Thanks to development funding from the National Film and Video Foundation, I am in the first phase of producing what I hope to be a highly significant documentary film, about one of the most extraordinary cross-cultural love stories ever. If you’ve landed here, you probably share a passion for culture, history, and amazing little-known tales like that of Harry and Martha which have quietly helped to shape nations such as ours, thereby creating a richer society. In a while, I hope to be able to report that my passion has proved infectious, attracting others who would like to share, and perhaps assist on a more material basis, in the telling of this tale.

By nature, a sense of common purpose implies that those who would be interested in investing in this project (via whatever means at their disposal) are also readers, and – as such – will not object to familiarising themselves with the subjects in question, namely Harry and Martha Grey (aka Lord and Lady Stamford.) Please read on …

February 26, 2010

Beginning in the late 1800’s, in the small Boland town of Wellington, and evolving in the old Cape Town suburb of Wynberg (against a backdrop of extreme class- and colour-consciousness both in the UK and the Cape), the well-documented tale of Harry and Martha’s extraordinary cross-cultural romance is a riveting one, which begs to be transformed into an audio- visual medium, and shared with audiences both in this country and abroad.

Had Martha and Harry’s children, John and Lady Mary Grey (in whose veins mingled the blood of both English aristocracy and African slaves) been afforded their rightful dignity and privilege as heirs to one of the most ancient and noble hereditary titles in England, the future of their now-scattered descendents may have been very different. Today, the venerable House of Stamford is no more. In, perhaps, a classic example of Karmic justice, the lineage died out with the last (childless) Earl in 1976, and today, the stately 17th Century Dunham Massey Manor near Manchester belongs to the British National Trust.

For South Africans, the most tangibly significant outcome of Martha’s status as Countess was her determination to create an equal educational opportunity for other ‘coloured’ children, and she donated property and funding for the construction of a modest little schoolhouse, “Martha’s Saal” in the early 1900’s.
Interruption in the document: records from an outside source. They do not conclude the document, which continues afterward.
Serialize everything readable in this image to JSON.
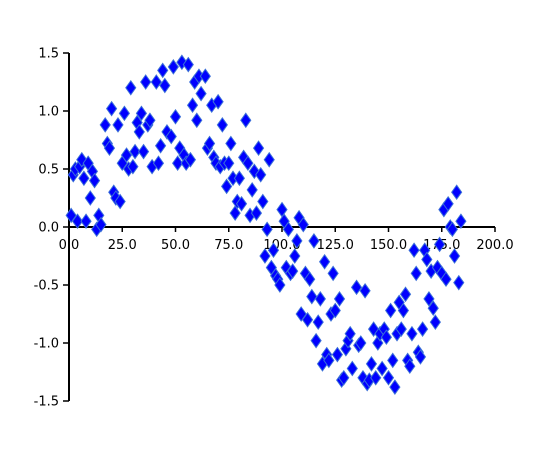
{
  "chart_data": {
    "type": "scatter",
    "title": "",
    "xlabel": "",
    "ylabel": "",
    "xlim": [
      0,
      200
    ],
    "ylim": [
      -1.5,
      1.5
    ],
    "x_ticks": [
      "0.0",
      "25.0",
      "50.0",
      "75.0",
      "100.0",
      "125.0",
      "150.0",
      "175.0",
      "200.0"
    ],
    "y_ticks": [
      "1.5",
      "1.0",
      "0.5",
      "0.0",
      "-0.5",
      "-1.0",
      "-1.5"
    ],
    "grid": false,
    "marker": "diamond",
    "colors": {
      "marker_fill": "#0000ff",
      "marker_edge": "#3a6fd8",
      "axis": "#000000"
    },
    "series": [
      {
        "points": [
          [
            1,
            0.1
          ],
          [
            2,
            0.45
          ],
          [
            3,
            0.5
          ],
          [
            4,
            0.05
          ],
          [
            5,
            0.52
          ],
          [
            6,
            0.58
          ],
          [
            7,
            0.42
          ],
          [
            8,
            0.05
          ],
          [
            9,
            0.55
          ],
          [
            10,
            0.25
          ],
          [
            11,
            0.48
          ],
          [
            12,
            0.4
          ],
          [
            13,
            -0.02
          ],
          [
            14,
            0.1
          ],
          [
            15,
            0.02
          ],
          [
            17,
            0.88
          ],
          [
            18,
            0.72
          ],
          [
            19,
            0.68
          ],
          [
            20,
            1.02
          ],
          [
            21,
            0.3
          ],
          [
            22,
            0.25
          ],
          [
            23,
            0.88
          ],
          [
            24,
            0.22
          ],
          [
            25,
            0.55
          ],
          [
            26,
            0.98
          ],
          [
            27,
            0.62
          ],
          [
            28,
            0.5
          ],
          [
            29,
            1.2
          ],
          [
            30,
            0.52
          ],
          [
            31,
            0.65
          ],
          [
            32,
            0.9
          ],
          [
            33,
            0.82
          ],
          [
            34,
            0.98
          ],
          [
            35,
            0.65
          ],
          [
            36,
            1.25
          ],
          [
            37,
            0.88
          ],
          [
            38,
            0.92
          ],
          [
            39,
            0.52
          ],
          [
            41,
            1.25
          ],
          [
            42,
            0.55
          ],
          [
            43,
            0.7
          ],
          [
            44,
            1.35
          ],
          [
            45,
            1.22
          ],
          [
            46,
            0.82
          ],
          [
            48,
            0.78
          ],
          [
            49,
            1.38
          ],
          [
            50,
            0.95
          ],
          [
            51,
            0.55
          ],
          [
            52,
            0.68
          ],
          [
            53,
            1.42
          ],
          [
            54,
            0.62
          ],
          [
            55,
            0.55
          ],
          [
            56,
            1.4
          ],
          [
            57,
            0.58
          ],
          [
            58,
            1.05
          ],
          [
            59,
            1.25
          ],
          [
            60,
            0.92
          ],
          [
            61,
            1.3
          ],
          [
            62,
            1.15
          ],
          [
            64,
            1.3
          ],
          [
            65,
            0.68
          ],
          [
            66,
            0.72
          ],
          [
            67,
            1.05
          ],
          [
            68,
            0.6
          ],
          [
            69,
            0.55
          ],
          [
            70,
            1.08
          ],
          [
            71,
            0.52
          ],
          [
            72,
            0.88
          ],
          [
            73,
            0.55
          ],
          [
            74,
            0.35
          ],
          [
            75,
            0.55
          ],
          [
            76,
            0.72
          ],
          [
            77,
            0.42
          ],
          [
            78,
            0.12
          ],
          [
            79,
            0.22
          ],
          [
            80,
            0.42
          ],
          [
            81,
            0.2
          ],
          [
            82,
            0.6
          ],
          [
            83,
            0.92
          ],
          [
            84,
            0.55
          ],
          [
            85,
            0.1
          ],
          [
            86,
            0.32
          ],
          [
            87,
            0.48
          ],
          [
            88,
            0.12
          ],
          [
            89,
            0.68
          ],
          [
            90,
            0.45
          ],
          [
            91,
            0.22
          ],
          [
            92,
            -0.25
          ],
          [
            93,
            -0.02
          ],
          [
            94,
            0.58
          ],
          [
            95,
            -0.35
          ],
          [
            96,
            -0.2
          ],
          [
            97,
            -0.42
          ],
          [
            98,
            -0.45
          ],
          [
            99,
            -0.5
          ],
          [
            100,
            0.15
          ],
          [
            101,
            0.05
          ],
          [
            102,
            -0.35
          ],
          [
            103,
            -0.02
          ],
          [
            104,
            -0.4
          ],
          [
            105,
            -0.38
          ],
          [
            106,
            -0.25
          ],
          [
            107,
            -0.12
          ],
          [
            108,
            0.08
          ],
          [
            109,
            -0.75
          ],
          [
            110,
            0.02
          ],
          [
            111,
            -0.4
          ],
          [
            112,
            -0.8
          ],
          [
            113,
            -0.45
          ],
          [
            114,
            -0.6
          ],
          [
            115,
            -0.12
          ],
          [
            116,
            -0.98
          ],
          [
            117,
            -0.82
          ],
          [
            118,
            -0.62
          ],
          [
            119,
            -1.18
          ],
          [
            120,
            -0.3
          ],
          [
            121,
            -1.1
          ],
          [
            122,
            -1.15
          ],
          [
            123,
            -0.75
          ],
          [
            124,
            -0.4
          ],
          [
            125,
            -0.72
          ],
          [
            126,
            -1.1
          ],
          [
            127,
            -0.62
          ],
          [
            128,
            -1.32
          ],
          [
            129,
            -1.3
          ],
          [
            130,
            -1.05
          ],
          [
            131,
            -0.98
          ],
          [
            132,
            -0.92
          ],
          [
            133,
            -1.22
          ],
          [
            135,
            -0.52
          ],
          [
            136,
            -1.02
          ],
          [
            137,
            -1.0
          ],
          [
            138,
            -1.3
          ],
          [
            139,
            -0.55
          ],
          [
            140,
            -1.35
          ],
          [
            141,
            -1.32
          ],
          [
            142,
            -1.18
          ],
          [
            143,
            -0.88
          ],
          [
            144,
            -1.3
          ],
          [
            145,
            -1.0
          ],
          [
            146,
            -0.92
          ],
          [
            147,
            -1.22
          ],
          [
            148,
            -0.88
          ],
          [
            149,
            -0.95
          ],
          [
            150,
            -1.3
          ],
          [
            151,
            -0.72
          ],
          [
            152,
            -1.15
          ],
          [
            153,
            -1.38
          ],
          [
            154,
            -0.92
          ],
          [
            155,
            -0.65
          ],
          [
            156,
            -0.88
          ],
          [
            157,
            -0.72
          ],
          [
            158,
            -0.58
          ],
          [
            159,
            -1.15
          ],
          [
            160,
            -1.2
          ],
          [
            161,
            -0.92
          ],
          [
            162,
            -0.2
          ],
          [
            163,
            -0.4
          ],
          [
            164,
            -1.08
          ],
          [
            165,
            -1.12
          ],
          [
            166,
            -0.88
          ],
          [
            167,
            -0.2
          ],
          [
            168,
            -0.28
          ],
          [
            169,
            -0.62
          ],
          [
            170,
            -0.38
          ],
          [
            171,
            -0.7
          ],
          [
            172,
            -0.82
          ],
          [
            173,
            -0.35
          ],
          [
            174,
            -0.15
          ],
          [
            175,
            -0.4
          ],
          [
            176,
            0.15
          ],
          [
            177,
            -0.45
          ],
          [
            178,
            0.2
          ],
          [
            179,
            0.0
          ],
          [
            180,
            -0.02
          ],
          [
            181,
            -0.25
          ],
          [
            182,
            0.3
          ],
          [
            183,
            -0.48
          ],
          [
            184,
            0.05
          ]
        ]
      }
    ]
  }
}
This living legacy later gave rise to the highly-reputable Battswood School and Teacher Training College - for many years the fertile breeding ground which spawned some of the country’s most illustrious non-white intellectuals and academics, including former principal Dr R.E.(Dicky) van der Ross, who later became rector of UWC and SA Ambassador to Spain. (He has dedicated the last 30 years to researching Harry and Martha’s life story, which is the subject of his biography; “The Black Countess”)

As a scriptwriter/producer of many years standing, it has long been my ambition to create a major international documentary work of substance, relevance, and lasting value that is, above all, a proudly South African product. In Martha Solomons, a simple, local woman who was scorned, reviled and humiliated by the British upper-classes because of her race and origins (and whose contribution to our country has been largely unrecognised), I have found the perfect subject matter. Through the audio-visual medium, I wish to give her, her husband and their children the honour they did not receive in their lifetime.

Few stories sum up the complex and often uncomfortable history of South Africa as a rainbow nation with more impact and emotional resonance than that of the world’s only “Black Countess”, Lady Martha Grey (neĆ© Solomons). Daughter of an ambitious freed slave, this humble ‘Cape Coloured’ woman became, by default through her marriage to British nobleman Harry Grey (a former Anglican parson, alcoholic drifter and colonial remittance man), the 8th Countess of Stamford, and 9th Baroness of Groby. In the UK, their union was regarded as one of the greatest scandals of its day – especially as tradition demanded that Queen Victoria place a customary kiss on the cheek of the wives of Peers of the Realm when presented to her!